Chapter 1: Review Questions

List three items that should be on an evidence custody form.

1. Case number 2. Investigating organization 3. Investigator's name 4. Nature of the case 5. Location where the evidence was obtained 6. Description of the evidence 7. Vendor's name 8. Model number or serial number 9. Who the evidence was recovered by 10. Date and time evidence was taken into custody 11. Evidence placed in which locker and when it was placed there 12. Item #/Evidence processed by/Disposition of evidence/Data/Time 13. Page #

List three items that should be in your case report.

1. What you did 2. What you found 3. Answer: Who, What, When, Where, How 4. Know your target reader and write for them 5. Provide an explanation for processes and how systems and their components work

The triad of computing security includes which of the following? 1. Detection, response, and monitoring 2. Vulnerability assessment, detection, and monitoring 3. Vulnerability/threat assessment and risk management, network intrusion detection and incident response, and digital investigation 4. vulnerability assessment, intrusion response, and monitoring

3. Vulnerability/threat assessment and risk management, network intrusion detection and incident response, and digital investigation

Policies can address rules for which of the following? 1. When you can log on to a company network from home 2. The Internet sites you can or can't access 3. The amount of personal e-mail you can send 4. Any of the above

4. Any of the above

What are some ways to determine the resources needed for an investigation?

Bases on the OS of the computer you're investigating, list the software you plan to use for the investigation, noting other software, tools, or expert assistance you might need.

Why should you critique your case after it's finished?

Because self-evaluation and peer review are essential parts of professional growth.
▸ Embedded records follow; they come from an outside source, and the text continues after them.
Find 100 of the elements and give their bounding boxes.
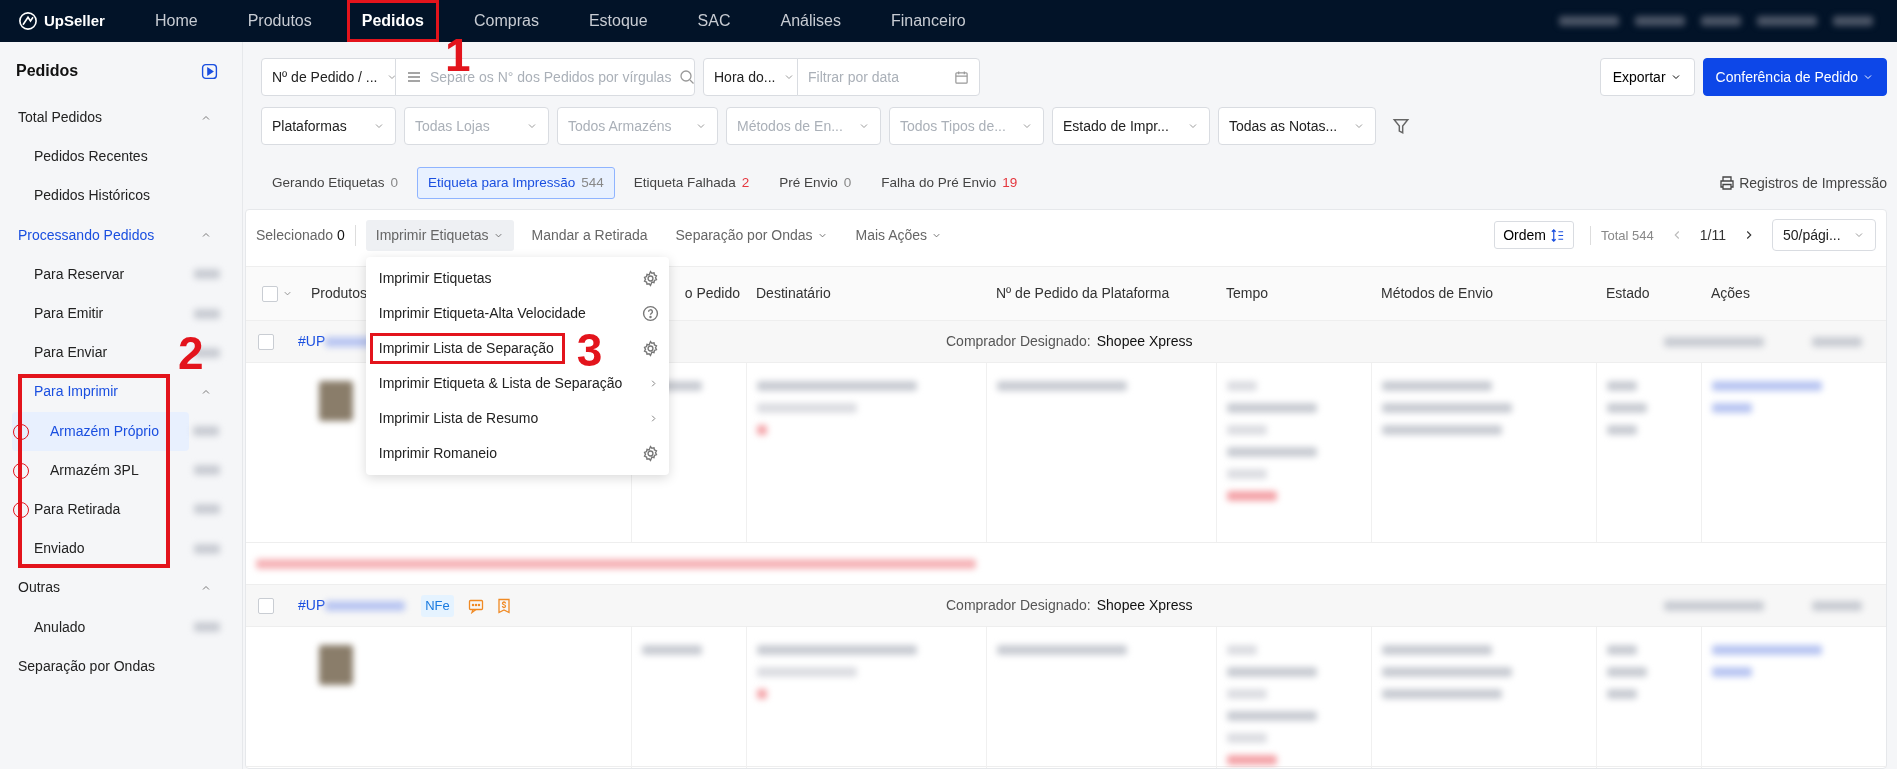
sidebar-title: Pedidos xyxy=(16,61,79,81)
blurred-text xyxy=(642,645,702,656)
sidebar-item[interactable]: Para Emitir xyxy=(34,303,104,325)
nav-link[interactable]: Produtos xyxy=(232,0,327,42)
blurred-text xyxy=(1227,689,1267,700)
nav-link[interactable]: SAC xyxy=(682,0,746,42)
sidebar-item[interactable]: Para Reservar xyxy=(34,263,125,285)
sidebar-item[interactable]: Pedidos Recentes xyxy=(34,146,148,168)
total-count: Total 544 xyxy=(1590,225,1654,245)
blurred-text xyxy=(1812,600,1862,611)
nav-link[interactable]: Pedidos xyxy=(346,0,439,42)
calendar-icon xyxy=(954,69,969,85)
select-field[interactable]: Nº de Pedido / ... xyxy=(261,58,396,96)
logo-icon xyxy=(18,11,38,31)
settings-icon[interactable] xyxy=(641,444,659,462)
carrier-label: Comprador Designado: xyxy=(946,332,1091,352)
annotation-number: 2 xyxy=(178,330,204,377)
nav-link[interactable]: Financeiro xyxy=(876,0,981,42)
select-field[interactable]: Todas as Notas... xyxy=(1218,107,1376,145)
status-tab[interactable]: Etiqueta Falhada 2 xyxy=(622,167,761,200)
column-header: Produtos xyxy=(311,285,368,302)
carrier-name: Shopee Xpress xyxy=(1096,596,1193,616)
status-tab[interactable]: Gerando Etiquetas 0 xyxy=(261,167,410,200)
blurred-text xyxy=(1607,425,1637,436)
list-icon xyxy=(406,69,422,85)
column-header: Métodos de Envio xyxy=(1381,285,1494,302)
status-tab[interactable]: Pré Envio 0 xyxy=(768,167,863,200)
column-header: Estado xyxy=(1606,285,1650,302)
blurred-text xyxy=(1227,733,1267,744)
blurred-text xyxy=(1712,667,1752,678)
page-size-select[interactable]: 50/pági... xyxy=(1772,219,1876,252)
sort-button[interactable]: Ordem xyxy=(1494,221,1574,250)
blurred-text xyxy=(1812,336,1862,347)
sidebar-item[interactable]: Anulado xyxy=(34,616,86,638)
nav-link[interactable]: Análises xyxy=(765,0,856,42)
sidebar-item[interactable]: Armazém 3PL xyxy=(50,459,139,481)
printer-icon xyxy=(1719,175,1736,192)
status-tab[interactable]: Etiqueta para Impressão 544 xyxy=(417,167,615,200)
menu-item[interactable]: Imprimir Lista de Separação xyxy=(369,332,565,364)
toolbar-action[interactable]: Separação por Ondas xyxy=(665,219,838,251)
column-header: Ações xyxy=(1711,285,1750,302)
sidebar-item[interactable]: Pedidos Históricos xyxy=(34,185,150,207)
order-number-link[interactable]: #UP xyxy=(298,595,326,617)
sidebar-item[interactable]: Separação por Ondas xyxy=(18,655,155,677)
chat-icon xyxy=(467,597,484,614)
nav-link[interactable]: Home xyxy=(140,0,213,42)
menu-item[interactable]: Imprimir Romaneio xyxy=(369,437,508,469)
select-field[interactable]: Estado de Impr... xyxy=(1052,107,1210,145)
toolbar-action[interactable]: Mandar a Retirada xyxy=(521,219,658,251)
carrier-name: Shopee Xpress xyxy=(1096,332,1193,352)
blurred-text xyxy=(1607,667,1647,678)
status-tab[interactable]: Falha do Pré Envio 19 xyxy=(870,167,1029,200)
select-field[interactable]: Hora do... xyxy=(703,58,798,96)
sidebar-item[interactable]: Total Pedidos xyxy=(18,107,103,129)
help-icon[interactable] xyxy=(641,304,659,322)
row-checkbox[interactable] xyxy=(258,597,274,614)
blurred-account-info xyxy=(1833,16,1873,26)
order-number-link[interactable]: #UP xyxy=(298,331,326,353)
sidebar-item[interactable]: Para Retirada xyxy=(34,498,121,520)
blurred-text xyxy=(757,689,767,700)
sort-icon xyxy=(1550,227,1565,243)
select-all-checkbox[interactable] xyxy=(262,285,278,302)
menu-item[interactable]: Imprimir Lista de Resumo xyxy=(369,402,550,434)
settings-icon[interactable] xyxy=(641,339,659,357)
blurred-text xyxy=(1227,425,1267,436)
receipt-icon xyxy=(495,597,512,614)
export-button[interactable]: Exportar xyxy=(1599,58,1695,96)
row-checkbox[interactable] xyxy=(258,333,274,350)
blurred-text xyxy=(1607,689,1637,700)
play-icon[interactable] xyxy=(201,62,218,80)
settings-icon[interactable] xyxy=(641,269,659,287)
blurred-text xyxy=(1607,381,1637,392)
select-field[interactable]: Plataformas xyxy=(261,107,396,145)
blurred-text xyxy=(1227,645,1257,656)
blurred-text xyxy=(1607,403,1647,414)
toolbar-action[interactable]: Mais Ações xyxy=(845,219,953,251)
sidebar-item[interactable]: Para Imprimir xyxy=(34,381,118,403)
print-records-link[interactable]: Registros de Impressão xyxy=(1719,172,1887,194)
search-icon xyxy=(679,69,696,85)
blurred-account-info xyxy=(1635,16,1685,26)
column-header: Tempo xyxy=(1226,285,1269,302)
nav-link[interactable]: Estoque xyxy=(573,0,663,42)
menu-item[interactable]: Imprimir Etiquetas xyxy=(369,262,503,294)
blurred-product-thumbnail xyxy=(319,645,353,686)
carrier-label: Comprador Designado: xyxy=(946,596,1091,616)
toolbar-action[interactable]: Imprimir Etiquetas xyxy=(365,219,514,251)
nfe-tag: NFe xyxy=(421,595,454,617)
blurred-text xyxy=(1227,755,1277,766)
sidebar-item[interactable]: Para Enviar xyxy=(34,342,108,364)
blurred-text xyxy=(757,425,767,436)
blurred-text xyxy=(1712,403,1752,414)
sidebar-item[interactable]: Processando Pedidos xyxy=(18,224,155,246)
order-check-button[interactable]: Conferência de Pedido xyxy=(1702,58,1887,96)
sidebar-item[interactable]: Outras xyxy=(18,577,60,599)
column-header: Destinatário xyxy=(756,285,831,302)
sidebar-item[interactable]: Enviado xyxy=(34,538,85,560)
menu-item[interactable]: Imprimir Etiqueta-Alta Velocidade xyxy=(369,297,597,329)
blurred-account-info xyxy=(1701,16,1741,26)
selected-count-label: Selecionado 0 xyxy=(256,224,356,246)
filter-icon[interactable] xyxy=(1392,117,1410,135)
When a case is complete, review it to identify successful decisions and actions and determine how you could have improved your performance.
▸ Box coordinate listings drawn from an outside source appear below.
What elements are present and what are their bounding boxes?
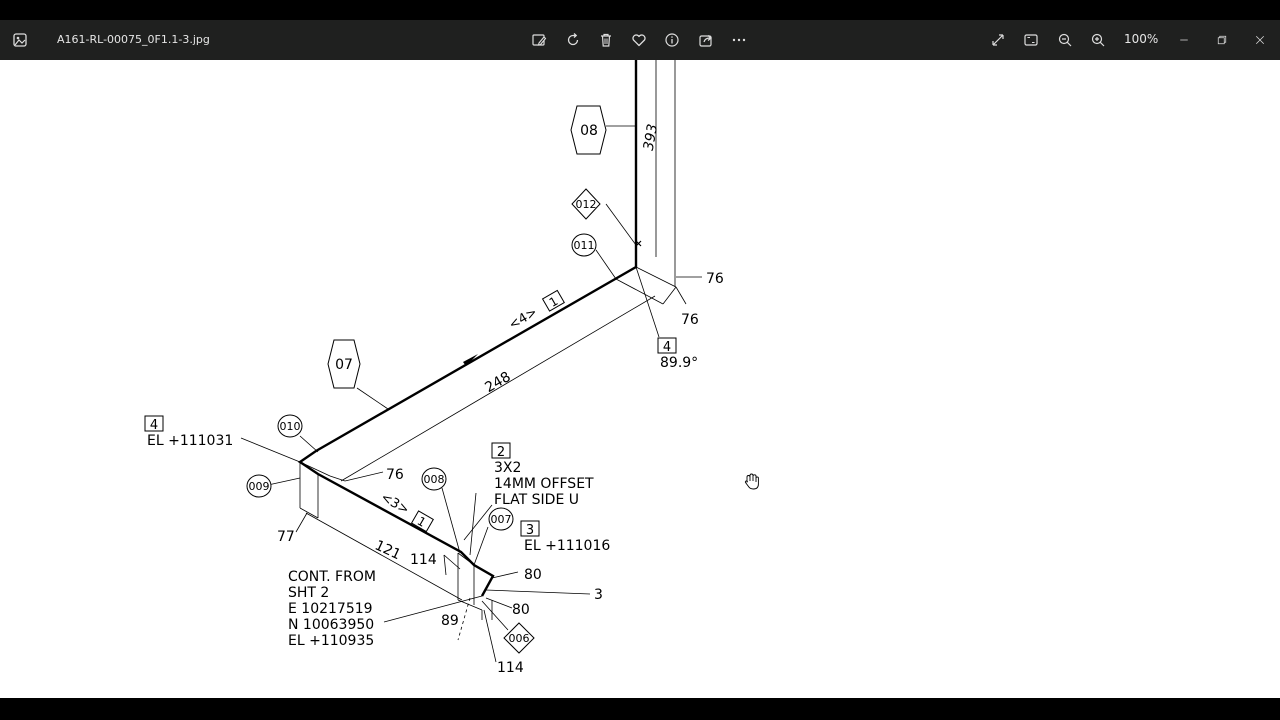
dim-80-b: 80	[512, 602, 530, 618]
tag-3: 3	[520, 520, 540, 538]
svg-text:3: 3	[526, 523, 534, 538]
component-012: 012	[571, 188, 601, 220]
angle-note: 89.9°	[660, 355, 698, 371]
hand-cursor-icon	[744, 473, 759, 490]
rotate-icon[interactable]	[561, 28, 585, 52]
tag-4-angle: 4	[657, 337, 677, 355]
svg-text:07: 07	[335, 357, 353, 373]
zoom-out-icon[interactable]	[1053, 28, 1077, 52]
svg-text:008: 008	[424, 473, 445, 486]
dim-76-b: 76	[681, 312, 699, 328]
top-border	[0, 0, 1280, 20]
dim-89: 89	[441, 613, 459, 629]
tag-2: 2	[491, 442, 511, 460]
edit-image-icon[interactable]	[527, 28, 551, 52]
bottom-border	[0, 698, 1280, 720]
image-canvas[interactable]: 08 07 012 011 010 009 008 007 006 4 4 2 …	[0, 60, 1280, 698]
share-icon[interactable]	[694, 28, 718, 52]
offset-note: 14MM OFFSET	[494, 476, 594, 492]
dim-3: 3	[594, 587, 603, 603]
svg-text:007: 007	[491, 513, 512, 526]
tag-4-elevation: 4	[144, 415, 164, 433]
component-07: 07	[327, 339, 361, 389]
file-name: A161-RL-00075_0F1.1-3.jpg	[57, 33, 210, 46]
component-008: 008	[421, 467, 447, 491]
dim-114-a: 114	[410, 552, 437, 568]
elevation-note-1: EL +111031	[147, 433, 233, 449]
svg-text:009: 009	[249, 480, 270, 493]
component-009: 009	[246, 474, 272, 498]
component-006: 006	[503, 622, 535, 654]
dim-80-a: 80	[524, 567, 542, 583]
zoom-level[interactable]: 100%	[1124, 32, 1158, 46]
component-011: 011	[571, 233, 597, 257]
restore-icon[interactable]	[1208, 26, 1236, 54]
fit-to-window-icon[interactable]	[1019, 28, 1043, 52]
segment-label-4: <4>	[506, 305, 540, 333]
more-icon[interactable]	[727, 28, 751, 52]
svg-text:08: 08	[580, 123, 598, 139]
flat-side-note: FLAT SIDE U	[494, 492, 579, 508]
continuation-note-5: EL +110935	[288, 633, 374, 649]
tag-1-lower: 1	[410, 510, 434, 533]
svg-text:006: 006	[509, 632, 530, 645]
dim-76-a: 76	[706, 271, 724, 287]
fullscreen-icon[interactable]	[986, 28, 1010, 52]
dim-114-b: 114	[497, 660, 524, 676]
svg-text:012: 012	[576, 198, 597, 211]
svg-text:011: 011	[574, 239, 595, 252]
component-08: 08	[570, 105, 607, 155]
close-icon[interactable]	[1246, 26, 1274, 54]
dim-248: 248	[482, 369, 513, 396]
delete-icon[interactable]	[594, 28, 618, 52]
title-bar: A161-RL-00075_0F1.1-3.jpg 100%	[0, 20, 1280, 60]
continuation-note-1: CONT. FROM	[288, 569, 376, 585]
component-010: 010	[277, 414, 303, 438]
svg-text:2: 2	[497, 445, 505, 460]
minimize-icon[interactable]	[1170, 26, 1198, 54]
svg-text:4: 4	[150, 418, 158, 433]
dim-121: 121	[372, 537, 403, 563]
info-icon[interactable]	[660, 28, 684, 52]
dim-77: 77	[277, 529, 295, 545]
dim-393: 393	[641, 123, 661, 152]
svg-text:4: 4	[663, 340, 671, 355]
photos-app-icon	[12, 32, 28, 48]
elevation-note-2: EL +111016	[524, 538, 610, 554]
continuation-note-3: E 10217519	[288, 601, 373, 617]
component-007: 007	[488, 507, 514, 531]
zoom-in-icon[interactable]	[1086, 28, 1110, 52]
continuation-note-4: N 10063950	[288, 617, 374, 633]
continuation-note-2: SHT 2	[288, 585, 329, 601]
size-note: 3X2	[494, 460, 521, 476]
dim-76-c: 76	[386, 467, 404, 483]
svg-text:010: 010	[280, 420, 301, 433]
favorite-icon[interactable]	[627, 28, 651, 52]
segment-label-3: <3>	[378, 490, 412, 518]
isometric-drawing: 08 07 012 011 010 009 008 007 006 4 4 2 …	[144, 60, 759, 676]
You should always prove the allegations made by the person who hired you. True or False?

False. You must always maintain an unbiased perspective and be objective in your fact-finding.

Police in the United States must use procedures that adhere to which of the following? 1. Third Amendment 2. Fourth Amendment 3. First Amendment 4. None of the above

Fourth Amendment

What is professional conduct, and why is it important?

Professional conduct is the ethics, morals, and standards by which you conduct yourself and you business. It is important because it determines your credibility.

What are the necessary components of a search warrant?

The suspect's computer and its components. 1. It must be filled in good faith by a law enforcement officer 2. It must be based on reliable information showing probable cause to search 3. It must be issued by a neutral and detached magistrate 4. It must state specifically the place to be searched and the items to be seized

What's the purpose of maintaining a network of digital forensics specialists?

To supplement your knowledge and be able to get referrals and information when needed

What's the purpose of an affidavit?

To support facts about or evidence of a crime, in order to secure a warrant for seizure

List two types of digital investigations typically conducted in a business environment.

1. Employee termination cases 2. Internet abuse investigations 3. E-mail abuse investigations 4. Attorney-Client privilege investigations 5. Industrial espionage investigations

Why should you do a standard risk assessment to prepare for an investigation?

Identifying the risks can help mitigate or minimize any foreseeable issues with the investigation.

What do you call a list of people who have had physical possession of the evidence?

The Chain of Custody

For digital evidence, an evidence bag is typically made of antistatic material. True or False?

True.

Digital forensics and data recovery refer to the activities. True or False?

False.

Data collected before an attorney issues a memo for an attorney-client privilege case is protected under the confidential work product work. True or False?

False. Any information discovered before the memo is issued can be used in discovery by the opposition.

Under normal circumstances, a private-sector investigator is considered an agent of law enforcement. True or False?

False. It's not until the private-sector investigator starts working at the direction of law enforcement that they are considered an agent of law enforcement.

List two items that should appear on a warning banner.

1. That the connection is restricted to authorized users 2. That the organization has a right to inspect and monitor computer and network usage

Why should evidence media be write-protected?

Because it maintains the quality and integrity of the evidence you're trying to preserve.